The mosquito-like ‘lake flies’ were weird and congregated in dark corners during the day. It was necessary to block your nose and close your mouth on each trip to the shady poolside loo as there were so many there was always a danger of inadvertently inhaling a few! They are also very common on lake Victoria, and at Entebbe. Fortunately they don’t bite.

The beige coloured silty lake was calm and beautiful and local fishermen trawling for catfish in small canoes hand crafted from reeds, made a pretty photograph. The lake has changed a little over time and one collection of island people were forced to move as their piece of land became a spit joined to the mainland. Apparently bandits kept coming to raid their livestock and make trouble, which is tragic when you see how precious few possessions these people have. Fortunately they found a new uninhabited island further into the lake, where they can now stay in relative peace, though the goats and cattle look a bit out of place on the rocky islands.

We saw crocs and hippos and the more gung ho visitors dropped themselves and their children into the water for water skiing, doughnuts and kayaking, taking their lives in their hands. (There was a reported crocodile related attack on a swimmer off one of the islands fairly recently). A gentle, diverting boat trip with the only non swimming child trussed up in a life jacket and a quick stop off to another island lodge (to compare notes on facilities etc), was more what we had in mind.

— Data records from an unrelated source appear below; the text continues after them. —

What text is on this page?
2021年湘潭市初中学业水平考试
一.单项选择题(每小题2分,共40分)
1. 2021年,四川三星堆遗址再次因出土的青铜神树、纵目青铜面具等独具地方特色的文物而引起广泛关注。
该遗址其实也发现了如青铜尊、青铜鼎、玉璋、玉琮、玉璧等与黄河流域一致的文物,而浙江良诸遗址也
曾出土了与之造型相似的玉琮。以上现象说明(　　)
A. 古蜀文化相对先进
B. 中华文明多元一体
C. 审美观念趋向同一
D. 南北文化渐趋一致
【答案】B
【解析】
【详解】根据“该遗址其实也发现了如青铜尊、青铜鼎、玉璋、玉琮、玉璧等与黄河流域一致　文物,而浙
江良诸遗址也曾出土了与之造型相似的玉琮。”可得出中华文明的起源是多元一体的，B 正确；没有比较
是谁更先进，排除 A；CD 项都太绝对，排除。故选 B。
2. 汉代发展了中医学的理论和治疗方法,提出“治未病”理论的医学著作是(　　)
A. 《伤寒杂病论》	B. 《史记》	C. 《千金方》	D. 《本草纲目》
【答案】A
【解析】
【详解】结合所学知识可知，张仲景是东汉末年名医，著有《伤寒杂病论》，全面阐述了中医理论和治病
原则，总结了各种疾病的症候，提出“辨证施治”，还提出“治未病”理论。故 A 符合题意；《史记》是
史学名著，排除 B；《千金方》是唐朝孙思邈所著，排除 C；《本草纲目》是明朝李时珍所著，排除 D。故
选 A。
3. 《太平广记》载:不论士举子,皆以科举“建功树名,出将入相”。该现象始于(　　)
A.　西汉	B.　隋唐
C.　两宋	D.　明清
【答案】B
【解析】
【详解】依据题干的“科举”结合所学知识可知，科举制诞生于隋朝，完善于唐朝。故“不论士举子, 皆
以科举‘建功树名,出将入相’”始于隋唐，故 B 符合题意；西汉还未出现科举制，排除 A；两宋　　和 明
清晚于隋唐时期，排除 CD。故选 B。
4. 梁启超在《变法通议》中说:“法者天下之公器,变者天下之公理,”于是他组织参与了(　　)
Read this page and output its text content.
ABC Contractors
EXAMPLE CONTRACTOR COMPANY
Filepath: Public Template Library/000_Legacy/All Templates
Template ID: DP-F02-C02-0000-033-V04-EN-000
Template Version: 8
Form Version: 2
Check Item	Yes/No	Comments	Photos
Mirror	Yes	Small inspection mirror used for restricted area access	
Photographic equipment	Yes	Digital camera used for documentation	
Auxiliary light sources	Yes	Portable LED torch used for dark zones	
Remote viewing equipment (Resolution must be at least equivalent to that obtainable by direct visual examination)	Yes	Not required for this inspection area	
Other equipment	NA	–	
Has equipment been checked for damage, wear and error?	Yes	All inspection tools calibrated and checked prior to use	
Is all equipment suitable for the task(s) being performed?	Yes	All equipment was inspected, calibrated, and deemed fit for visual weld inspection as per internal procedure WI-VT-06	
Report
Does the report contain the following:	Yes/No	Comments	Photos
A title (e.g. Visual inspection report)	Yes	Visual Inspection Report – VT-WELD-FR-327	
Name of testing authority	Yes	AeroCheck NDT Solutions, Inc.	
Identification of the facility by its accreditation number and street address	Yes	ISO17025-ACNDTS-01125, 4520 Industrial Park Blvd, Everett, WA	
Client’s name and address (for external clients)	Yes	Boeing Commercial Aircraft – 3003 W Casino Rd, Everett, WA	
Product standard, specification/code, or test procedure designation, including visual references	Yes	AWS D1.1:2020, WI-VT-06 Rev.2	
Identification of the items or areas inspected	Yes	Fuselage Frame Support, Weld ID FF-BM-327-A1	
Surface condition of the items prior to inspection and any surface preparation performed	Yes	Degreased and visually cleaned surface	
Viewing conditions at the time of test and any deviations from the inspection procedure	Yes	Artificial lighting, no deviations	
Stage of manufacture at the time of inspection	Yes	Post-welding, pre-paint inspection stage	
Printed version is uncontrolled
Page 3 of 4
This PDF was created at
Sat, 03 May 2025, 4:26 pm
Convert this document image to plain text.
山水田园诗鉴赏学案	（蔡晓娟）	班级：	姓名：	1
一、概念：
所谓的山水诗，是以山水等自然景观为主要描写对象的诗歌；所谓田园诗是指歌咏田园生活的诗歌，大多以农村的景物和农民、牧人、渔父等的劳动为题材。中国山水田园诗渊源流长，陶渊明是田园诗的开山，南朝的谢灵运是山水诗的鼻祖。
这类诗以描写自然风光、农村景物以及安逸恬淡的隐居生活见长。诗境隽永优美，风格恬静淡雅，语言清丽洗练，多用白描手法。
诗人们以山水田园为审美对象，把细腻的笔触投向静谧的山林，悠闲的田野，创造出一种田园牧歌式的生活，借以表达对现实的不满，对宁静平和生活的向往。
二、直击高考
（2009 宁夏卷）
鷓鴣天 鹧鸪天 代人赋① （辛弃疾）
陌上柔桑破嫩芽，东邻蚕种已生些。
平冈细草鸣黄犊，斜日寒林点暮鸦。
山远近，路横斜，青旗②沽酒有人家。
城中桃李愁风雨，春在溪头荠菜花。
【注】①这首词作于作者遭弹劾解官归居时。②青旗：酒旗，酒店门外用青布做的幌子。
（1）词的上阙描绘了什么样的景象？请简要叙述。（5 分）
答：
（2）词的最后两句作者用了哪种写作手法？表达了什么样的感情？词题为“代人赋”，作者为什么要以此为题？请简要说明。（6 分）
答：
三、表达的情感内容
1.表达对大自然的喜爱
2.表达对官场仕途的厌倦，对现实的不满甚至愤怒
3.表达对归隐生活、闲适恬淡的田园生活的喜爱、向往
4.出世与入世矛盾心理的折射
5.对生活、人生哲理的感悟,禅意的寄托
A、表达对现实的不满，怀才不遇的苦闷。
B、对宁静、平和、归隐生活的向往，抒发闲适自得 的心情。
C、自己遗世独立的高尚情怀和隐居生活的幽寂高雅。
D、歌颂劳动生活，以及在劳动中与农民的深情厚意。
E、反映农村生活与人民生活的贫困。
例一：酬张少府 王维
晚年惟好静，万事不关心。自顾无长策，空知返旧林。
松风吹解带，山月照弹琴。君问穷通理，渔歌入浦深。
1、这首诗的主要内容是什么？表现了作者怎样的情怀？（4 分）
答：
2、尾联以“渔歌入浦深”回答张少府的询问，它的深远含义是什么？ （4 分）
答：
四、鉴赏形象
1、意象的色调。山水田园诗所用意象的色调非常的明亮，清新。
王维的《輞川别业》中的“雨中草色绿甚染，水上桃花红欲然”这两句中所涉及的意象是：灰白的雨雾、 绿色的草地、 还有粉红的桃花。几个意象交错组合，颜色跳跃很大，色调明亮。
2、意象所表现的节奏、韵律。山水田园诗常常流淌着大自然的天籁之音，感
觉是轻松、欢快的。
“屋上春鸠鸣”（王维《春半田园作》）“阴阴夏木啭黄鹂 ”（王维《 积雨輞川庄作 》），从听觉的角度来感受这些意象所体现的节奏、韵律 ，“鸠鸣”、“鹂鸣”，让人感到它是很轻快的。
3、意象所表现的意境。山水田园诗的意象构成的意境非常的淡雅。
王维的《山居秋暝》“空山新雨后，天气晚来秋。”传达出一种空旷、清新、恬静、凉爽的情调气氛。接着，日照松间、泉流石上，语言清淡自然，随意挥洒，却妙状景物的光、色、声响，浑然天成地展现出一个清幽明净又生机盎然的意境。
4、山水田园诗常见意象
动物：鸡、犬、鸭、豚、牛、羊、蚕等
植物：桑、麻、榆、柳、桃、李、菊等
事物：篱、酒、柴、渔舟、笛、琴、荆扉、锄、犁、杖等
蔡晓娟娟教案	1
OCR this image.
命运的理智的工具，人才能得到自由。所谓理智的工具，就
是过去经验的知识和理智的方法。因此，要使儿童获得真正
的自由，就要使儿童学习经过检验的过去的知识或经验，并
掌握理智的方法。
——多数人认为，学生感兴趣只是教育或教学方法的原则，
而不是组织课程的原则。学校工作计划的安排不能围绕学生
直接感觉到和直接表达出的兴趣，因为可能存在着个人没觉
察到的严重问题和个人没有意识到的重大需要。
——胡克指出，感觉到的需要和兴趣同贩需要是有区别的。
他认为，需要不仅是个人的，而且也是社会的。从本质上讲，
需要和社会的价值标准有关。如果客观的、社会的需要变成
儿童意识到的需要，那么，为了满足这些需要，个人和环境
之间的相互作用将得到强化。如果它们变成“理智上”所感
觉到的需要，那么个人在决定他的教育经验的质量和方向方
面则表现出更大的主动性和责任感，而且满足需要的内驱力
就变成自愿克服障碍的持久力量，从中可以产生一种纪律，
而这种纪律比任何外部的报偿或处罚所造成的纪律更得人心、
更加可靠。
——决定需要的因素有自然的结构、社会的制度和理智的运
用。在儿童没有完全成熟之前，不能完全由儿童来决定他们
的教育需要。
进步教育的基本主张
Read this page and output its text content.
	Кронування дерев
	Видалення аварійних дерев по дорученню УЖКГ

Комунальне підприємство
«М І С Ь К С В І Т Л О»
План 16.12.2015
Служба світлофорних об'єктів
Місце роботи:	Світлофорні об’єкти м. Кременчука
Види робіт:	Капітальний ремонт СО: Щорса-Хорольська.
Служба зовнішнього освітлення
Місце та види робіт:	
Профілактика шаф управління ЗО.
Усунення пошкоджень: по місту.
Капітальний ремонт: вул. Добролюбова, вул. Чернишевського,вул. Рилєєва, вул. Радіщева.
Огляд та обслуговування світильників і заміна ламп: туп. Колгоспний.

After throwing dead fish into the air for wily fish eagles that skilfully caught them in mid air, we noticed that our blue sky was quickly turning into a forbidding dark one. Storm clouds were gathering and the wind was picking up. Soon enough white horses were forming on the lake, we were beginning to get wet and the children started to say ‘I’m scared’. Our outboard motor operator decided to head for our planned island stop off, in order to shelter from the threatening rain. Within the space of an hour of setting foot onto dry land; one child had been bitten by a rock hyrax (twice); two had been attacked by armies of biting safari ants; another had picked up a decorated shot glass in the tiny gift shop and proceeded to smash it on the concrete floor and the storm began to kick off with spectacular thunder and lightening. Everyone was cold as we’d set out in the sunshine with scant supplies of spare clothes. We seriously contemplated having to stay put for the night as we peering though the gloaming, feeling island fever setting in. However, miraculously the rain blew away and we sped back to our own island exhilarated by our narrow escape.

The journey home with five children involved fording through rocky, flooded rivers, multiple wee stops (with ubiquitous audience) and a dubious picnic kindly supplied by our tented camp.